ライザップ。
その印象的なCMは日本に大きなインパクトを与え、関連する商品は大ヒット。CMには有名人を起用し、15秒のCMで劇的なビフォーアフターを魅せつける。
このライザップがブームとなった背景にこそ、多くの人が満足のいく人生を送ることができない理由がある。
人々を引き寄せ、魅了するのはいつだってインスタント
ライザップのCMには、肥満体型からナイスボディに代わるまでに要する「過酷な食事制限」と「ガチトレーニング」が一切紹介されない。ビフォーアフターのみを効果音とともに印象的に映し出すことでインパクトのあるcmに仕上がっている。
(同様のcmでも、ハードなトレーニング風景を盛り込んでいるだけ、マッスルジムのCMは良心的だ。)
ライザップは短期間でのボディメイクを売りとしている。このメソッドには賛否両論あり、この記事では詳しく言及はしない。
それよりも、本記事では多くの人が「すぐほしい」病に感染してしまっていることに警鐘を鳴らしたい。

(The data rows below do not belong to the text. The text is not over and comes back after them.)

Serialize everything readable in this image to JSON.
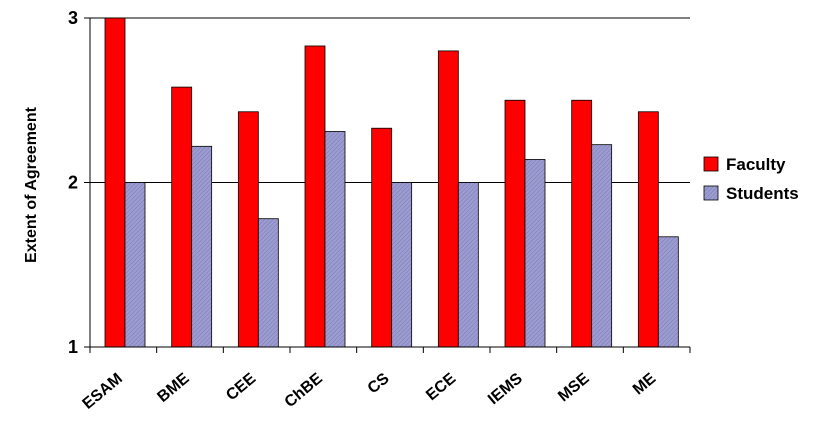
{
  "chart_data": {
    "type": "bar",
    "ylabel": "Extent of Agreement",
    "xlabel": "",
    "ylim": [
      1,
      3
    ],
    "yticks": [
      1,
      2,
      3
    ],
    "grid": true,
    "legend_position": "right",
    "categories": [
      "ESAM",
      "BME",
      "CEE",
      "ChBE",
      "CS",
      "ECE",
      "IEMS",
      "MSE",
      "ME"
    ],
    "series": [
      {
        "name": "Faculty",
        "color": "#ff0000",
        "values": [
          3.0,
          2.58,
          2.43,
          2.83,
          2.33,
          2.8,
          2.5,
          2.5,
          2.43
        ]
      },
      {
        "name": "Students",
        "color": "#9999cc",
        "values": [
          2.0,
          2.22,
          1.78,
          2.31,
          2.0,
          2.0,
          2.14,
          2.23,
          1.67
        ]
      }
    ]
  }
}
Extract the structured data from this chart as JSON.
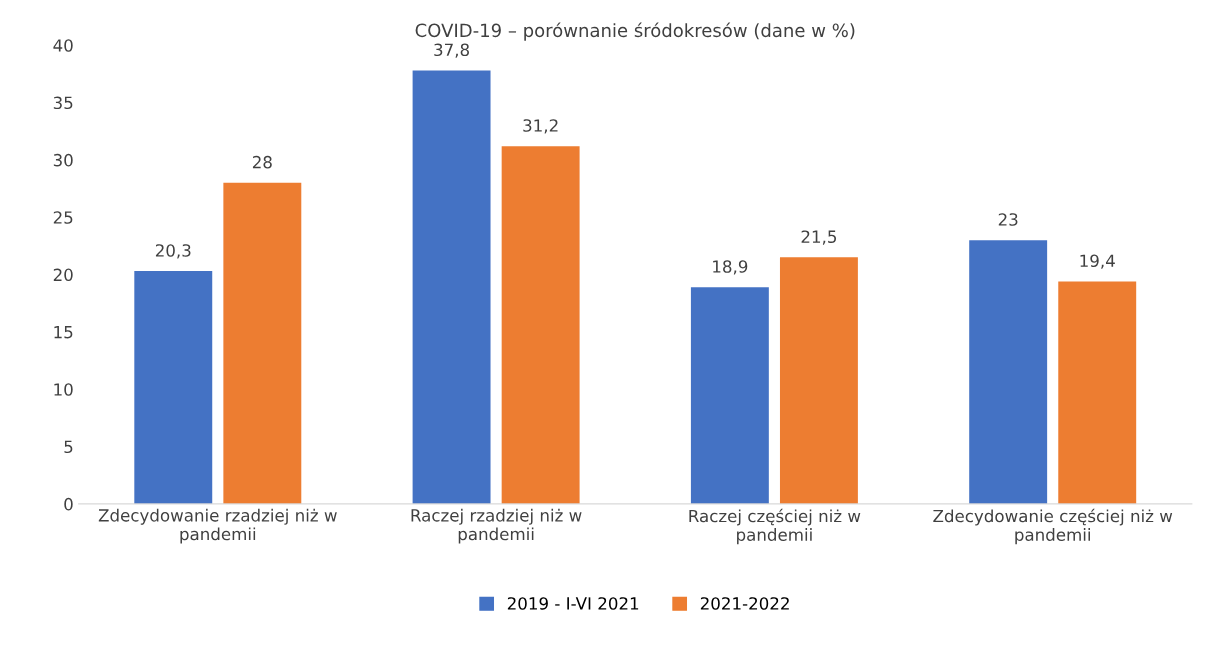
{
  "chart_data": {
    "type": "bar",
    "title": "COVID-19 – porównanie śródokresów (dane w %)",
    "categories": [
      "Zdecydowanie rzadziej niż w pandemii",
      "Raczej rzadziej niż w pandemii",
      "Raczej częściej niż w pandemii",
      "Zdecydowanie częściej niż w pandemii"
    ],
    "series": [
      {
        "name": "2019 - I-VI 2021",
        "color": "#4472c4",
        "values": [
          20.3,
          37.8,
          18.9,
          23
        ],
        "value_labels": [
          "20,3",
          "37,8",
          "18,9",
          "23"
        ]
      },
      {
        "name": "2021-2022",
        "color": "#ed7d31",
        "values": [
          28,
          31.2,
          21.5,
          19.4
        ],
        "value_labels": [
          "28",
          "31,2",
          "21,5",
          "19,4"
        ]
      }
    ],
    "ylim": [
      0,
      40
    ],
    "yticks": [
      0,
      5,
      10,
      15,
      20,
      25,
      30,
      35,
      40
    ],
    "grid": false,
    "legend": "bottom"
  }
}
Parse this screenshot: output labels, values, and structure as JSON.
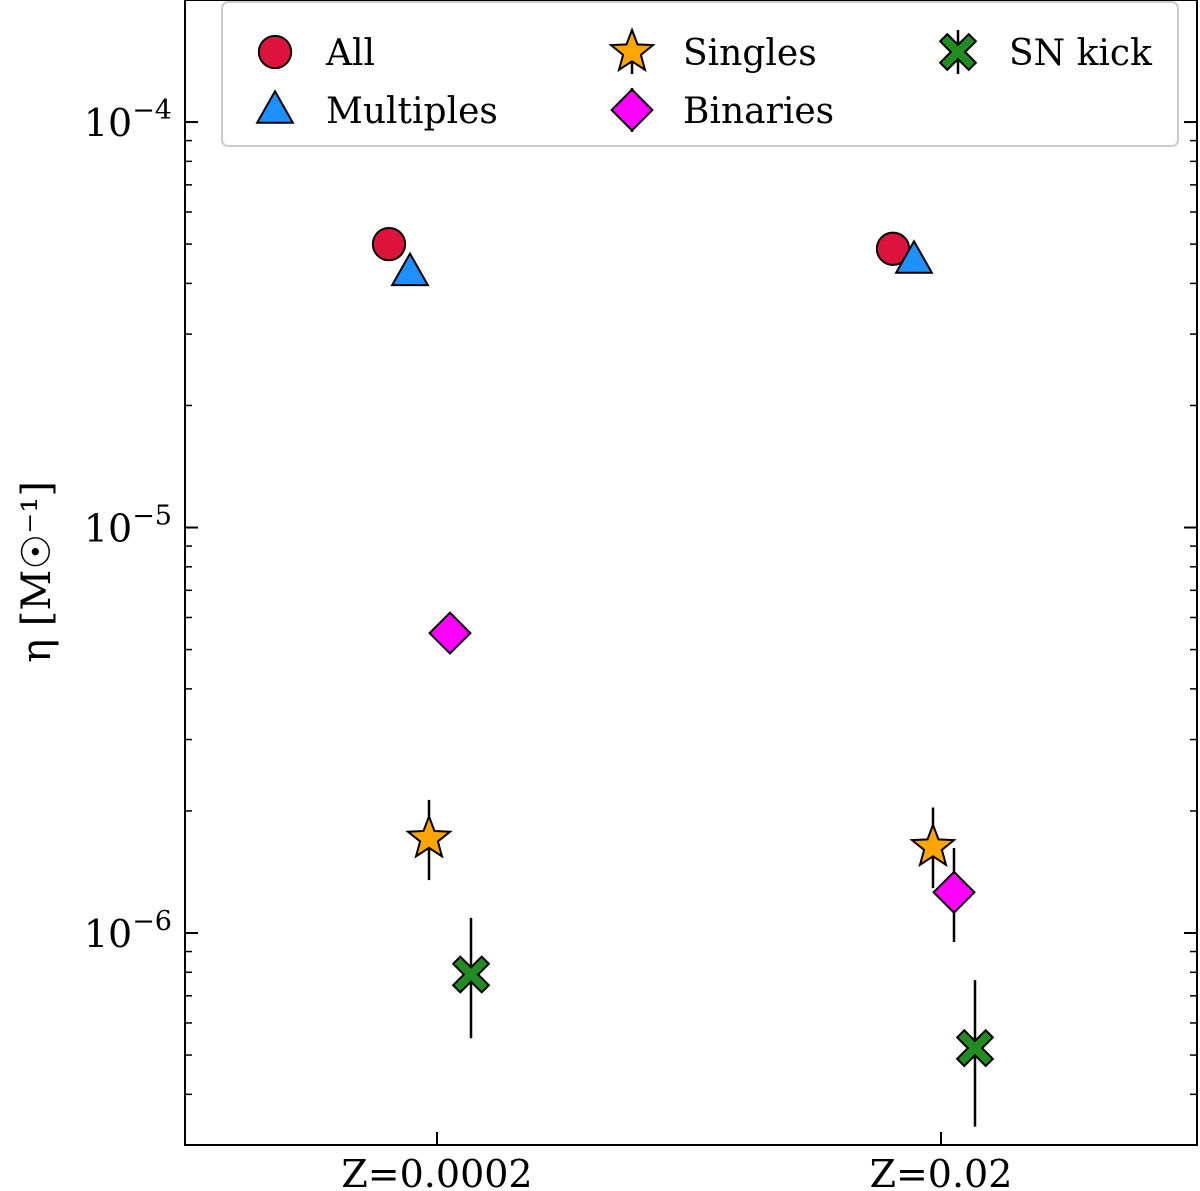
{
  "chart_data": {
    "type": "scatter",
    "title": "",
    "xlabel": "",
    "ylabel": "η [M☉⁻¹]",
    "ylabel_parts": {
      "symbol": "η",
      "unit": "M",
      "sub": "⊙",
      "sup": "−1"
    },
    "yscale": "log",
    "ylim": [
      3e-07,
      0.0002
    ],
    "yticks": [
      {
        "value": 0.0001,
        "base": "10",
        "exp": "−4"
      },
      {
        "value": 1e-05,
        "base": "10",
        "exp": "−5"
      },
      {
        "value": 1e-06,
        "base": "10",
        "exp": "−6"
      }
    ],
    "categories": [
      "Z=0.0002",
      "Z=0.02"
    ],
    "grid": false,
    "legend_placement": "top",
    "series": [
      {
        "name": "All",
        "marker": "circle",
        "color": "#dc143c",
        "values": [
          5e-05,
          4.87e-05
        ],
        "err_low": [
          null,
          null
        ],
        "err_high": [
          null,
          null
        ]
      },
      {
        "name": "Multiples",
        "marker": "triangle",
        "color": "#1e90ff",
        "values": [
          4.26e-05,
          4.57e-05
        ],
        "err_low": [
          null,
          null
        ],
        "err_high": [
          null,
          null
        ]
      },
      {
        "name": "Singles",
        "marker": "star",
        "color": "#ffa500",
        "values": [
          1.71e-06,
          1.63e-06
        ],
        "err_low": [
          1.35e-06,
          1.29e-06
        ],
        "err_high": [
          2.13e-06,
          2.04e-06
        ]
      },
      {
        "name": "Binaries",
        "marker": "diamond",
        "color": "#ff00ff",
        "values": [
          5.49e-06,
          1.26e-06
        ],
        "err_low": [
          null,
          9.5e-07
        ],
        "err_high": [
          null,
          1.62e-06
        ]
      },
      {
        "name": "SN kick",
        "marker": "x",
        "color": "#228b22",
        "values": [
          7.9e-07,
          5.2e-07
        ],
        "err_low": [
          5.5e-07,
          3.33e-07
        ],
        "err_high": [
          1.09e-06,
          7.65e-07
        ]
      }
    ]
  }
}
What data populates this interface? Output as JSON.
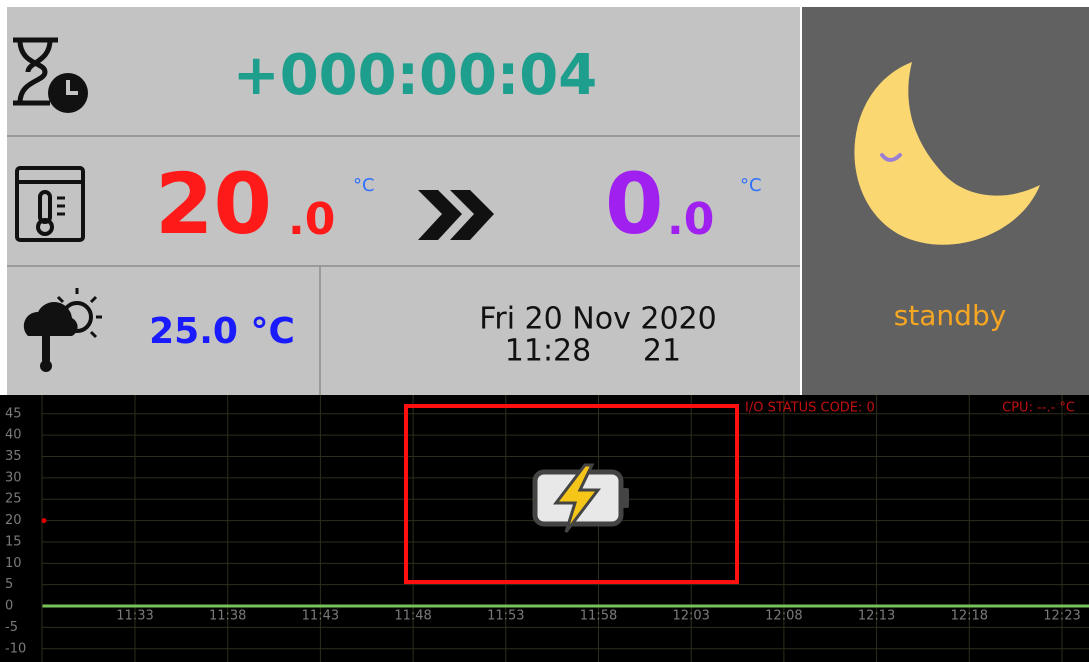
{
  "timer": {
    "text": "+000:00:04",
    "color": "#1e9e8c"
  },
  "temperature": {
    "current": {
      "integer": "20",
      "decimal": ".0",
      "unit": "°C",
      "color": "#ff1a1a"
    },
    "target": {
      "integer": "0",
      "decimal": ".0",
      "unit": "°C",
      "color": "#a020f0"
    }
  },
  "weather": {
    "text": "25.0 °C",
    "color": "#1a1aff"
  },
  "clock": {
    "date": "Fri 20 Nov 2020",
    "time": "11:28",
    "seconds": "21"
  },
  "mode": {
    "text": "standby",
    "color": "#f5a623"
  },
  "status": {
    "io": "I/O STATUS CODE: 0",
    "cpu": "CPU: --.- °C"
  },
  "chart_data": {
    "type": "line",
    "categories": [
      "11:33",
      "11:38",
      "11:43",
      "11:48",
      "11:53",
      "11:58",
      "12:03",
      "12:08",
      "12:13",
      "12:18",
      "12:23"
    ],
    "ylim": [
      -13.1,
      49.4
    ],
    "yticks": [
      45,
      40,
      35,
      30,
      25,
      20,
      15,
      10,
      5,
      0,
      -5,
      -10
    ],
    "grid": true,
    "zero_line_color": "#77c35a",
    "marker": {
      "value": 20,
      "color": "#e00000"
    }
  }
}
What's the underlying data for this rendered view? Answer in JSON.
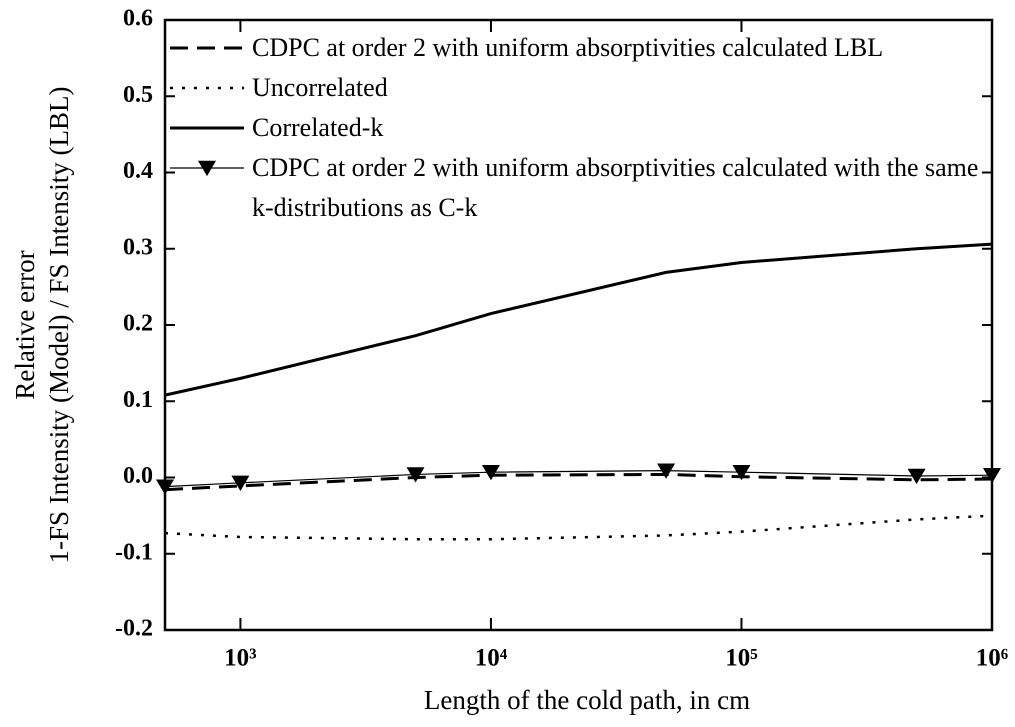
{
  "chart_data": {
    "type": "line",
    "xlabel": "Length of the cold path, in cm",
    "ylabel": [
      "Relative error",
      "1-FS Intensity (Model) / FS Intensity (LBL)"
    ],
    "x": [
      500,
      1000,
      5000,
      10000,
      50000,
      100000,
      500000,
      1000000
    ],
    "xscale": "log",
    "xlim": [
      500,
      1000000
    ],
    "xticks": [
      {
        "value": 1000,
        "label": "10³"
      },
      {
        "value": 10000,
        "label": "10⁴"
      },
      {
        "value": 100000,
        "label": "10⁵"
      },
      {
        "value": 1000000,
        "label": "10⁶"
      }
    ],
    "ylim": [
      -0.2,
      0.6
    ],
    "yticks": [
      -0.2,
      -0.1,
      {
        "value": 0,
        "label": "0.0"
      },
      0.1,
      0.2,
      0.3,
      0.4,
      0.5,
      0.6
    ],
    "legend": "upper right",
    "series": [
      {
        "name": "CDPC at order 2 with uniform absorptivities calculated LBL",
        "color": "#000000",
        "dash": "dashed",
        "width": 3,
        "values": [
          -0.016,
          -0.011,
          0.0,
          0.003,
          0.004,
          0.001,
          -0.003,
          -0.002
        ]
      },
      {
        "name": "Uncorrelated",
        "color": "#000000",
        "dash": "dotted",
        "width": 2.5,
        "values": [
          -0.073,
          -0.078,
          -0.081,
          -0.081,
          -0.076,
          -0.071,
          -0.055,
          -0.05
        ]
      },
      {
        "name": "Correlated-k",
        "color": "#000000",
        "dash": "solid",
        "width": 3,
        "values": [
          0.108,
          0.13,
          0.186,
          0.215,
          0.269,
          0.282,
          0.3,
          0.306
        ]
      },
      {
        "name": "CDPC at order 2 with uniform absorptivities calculated with the same k-distributions as C-k",
        "color": "#000000",
        "dash": "solid",
        "width": 1.2,
        "marker": "triangle-down",
        "values": [
          -0.012,
          -0.007,
          0.004,
          0.007,
          0.009,
          0.007,
          0.002,
          0.003
        ]
      }
    ]
  }
}
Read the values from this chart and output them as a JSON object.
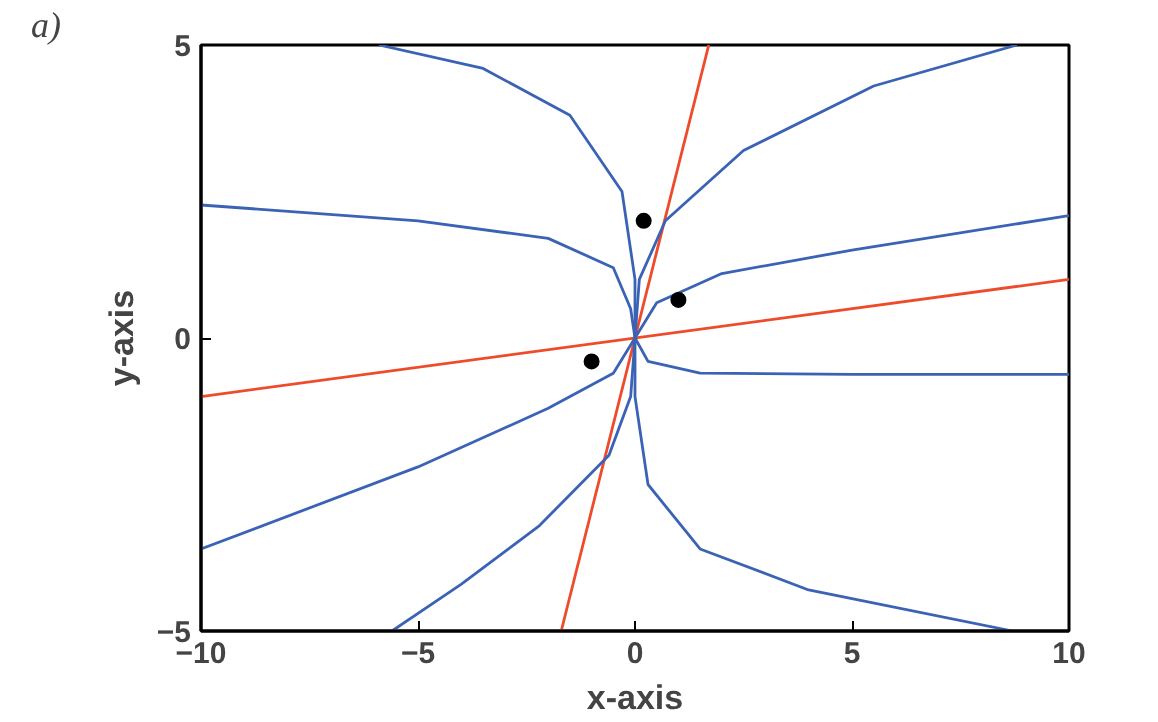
{
  "chart_data": {
    "type": "line",
    "xlabel": "x-axis",
    "ylabel": "y-axis",
    "annotations": [
      "a)"
    ],
    "xlim": [
      -10,
      10
    ],
    "xticks": [
      -10,
      -5,
      0,
      5,
      10
    ],
    "ylim": [
      -5,
      5
    ],
    "yticks": [
      -5,
      0,
      5
    ],
    "grid": false,
    "series": [
      {
        "color": "#ee4b2b",
        "x": [
          -10,
          10
        ],
        "values": [
          -1.0,
          1.0
        ]
      },
      {
        "color": "#ee4b2b",
        "x": [
          -1.7,
          1.7
        ],
        "values": [
          -5,
          5
        ]
      },
      {
        "color": "#3a62b5",
        "x": [
          -10,
          -5,
          -2,
          -0.5,
          -0.1,
          0,
          0.3,
          1.5,
          5,
          10
        ],
        "values": [
          2.27,
          2.0,
          1.7,
          1.2,
          0.5,
          0,
          -0.4,
          -0.6,
          -0.62,
          -0.62
        ]
      },
      {
        "color": "#3a62b5",
        "x": [
          -5.9,
          -3.5,
          -1.5,
          -0.3,
          0,
          0,
          0,
          0.3,
          1.5,
          4,
          8.7
        ],
        "values": [
          5,
          4.6,
          3.8,
          2.5,
          1,
          0,
          -1,
          -2.5,
          -3.6,
          -4.3,
          -5
        ]
      },
      {
        "color": "#3a62b5",
        "x": [
          8.8,
          5.5,
          2.5,
          0.7,
          0.1,
          0,
          -0.1,
          -0.6,
          -2.2,
          -4,
          -5.6
        ],
        "values": [
          5,
          4.3,
          3.2,
          2,
          1,
          0,
          -1,
          -2,
          -3.2,
          -4.2,
          -5
        ]
      },
      {
        "color": "#3a62b5",
        "x": [
          10,
          5,
          2,
          0.5,
          0,
          -0.5,
          -2,
          -5,
          -10
        ],
        "values": [
          2.09,
          1.5,
          1.1,
          0.6,
          0,
          -0.6,
          -1.2,
          -2.2,
          -3.6
        ]
      },
      {
        "type": "scatter",
        "marker": "circle",
        "color": "#000000",
        "x": [
          0.2,
          1.0,
          -1.0
        ],
        "values": [
          2.0,
          0.65,
          -0.4
        ]
      }
    ]
  }
}
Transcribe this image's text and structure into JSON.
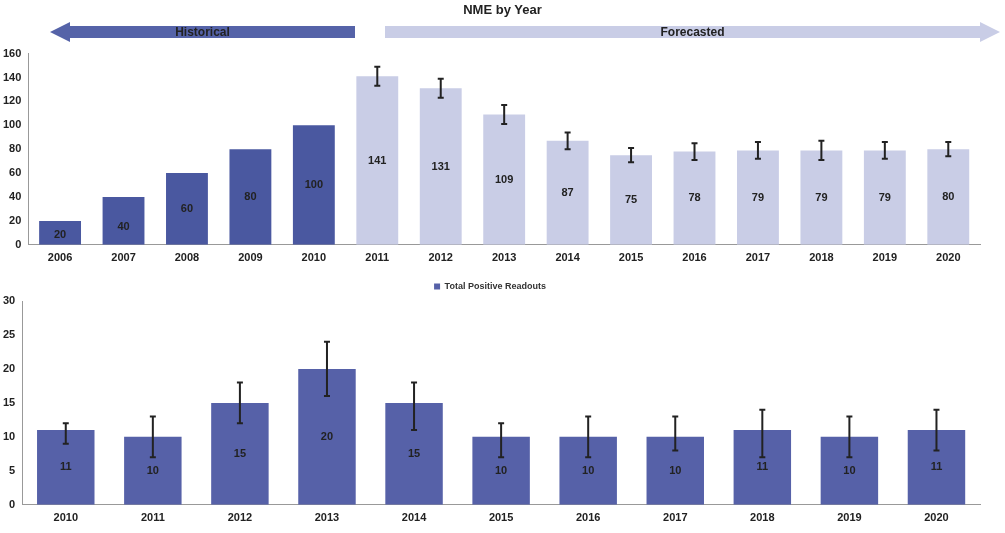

僕の人生哲学の根幹を成す「スライトエッジ」より第4章「あたりまえのことをきちんとやる」よりこの問題を考えてみよう。
理由その1:簡単にできるから
ボディメイクは簡単だ。日々の食事に気を付け、継続的な運動をする。それだけでいい。だが、同時にそれをしなくていいということも非常に簡単だ。ライザップを利用するには数十万円の費用が掛かる。この金額は「それをしない理由」を弱めるのに効果的だ。もったいないという心理作用が働く。だが短期間で成功した後はどうだろう。行動のモチベーションであった「お金」という要素が減弱する。短期間で自分を追い込むことの危険性はその反動の大きさだ。短期間で結果を出すことに価値観を置いている人は、短期間で結果が出なければ当然苦心する。簡単にできることを大事にしよう。簡単にできることでないと続かない。続くからこそ人生が変わる。
理由その2:結果が目に見えないから
あなたが今日、夕食の炭水化物を抜いたところで、明日の自分が劇的な変化を遂げることはない。だがその小さな行動を続けていけば、確実に体は変化する。それは生理学的に実証された事実だ。だが「すぐほしい病」に感染した現代人は、今日の行動が明日、もっと言えばその場で変化しないとすぐに不満が出る。その点、ライザップは糖質を極限まで減らすという「極端」な方法をとる。もちろん「極端」なことをすれば結果はすぐに出る。この結果が「すぐほしい病」に感染した人たちを魅了する。結果は数年後に出る。悠然と構えて行動を続けよう。
理由その3:重要なことだと思えないから
あなたはご飯茶碗の一口を我慢した所で、ボディメイクに大きな影響はないと考えるだろう。しかし、それを1年続けたらどうだろう。一口が20kcalだとして一年間にすると7300kcla。脂肪1キロ分だ。それを3年、5年、10年・・・それは恐ろしいほどの結果になる。やるべきことあご飯のたった一口だけ。その瞬間は重要ではないと思えることが積み重ねるととてつもない結果となって違ってくる。これこそがスライトエッジの神髄だ。ライザップにはスライトエッジのスの字もない。ライザップが人々に訴えるのは「驚くべき短期間で人生が変わりますよ」ということだ。ビジネスとしては成功なのだろうが、個人レベルではまったく参考にすべきでないことは確かだ。
ライザップによって人生を素晴らしい方向へ変えた人もいいだろう。だが人間が変わるということはそんなに劇的なものではない。今日何を食べるか、何を着るか、誰と会うか、そういった些細なことで決まるということを忘れないでほしい。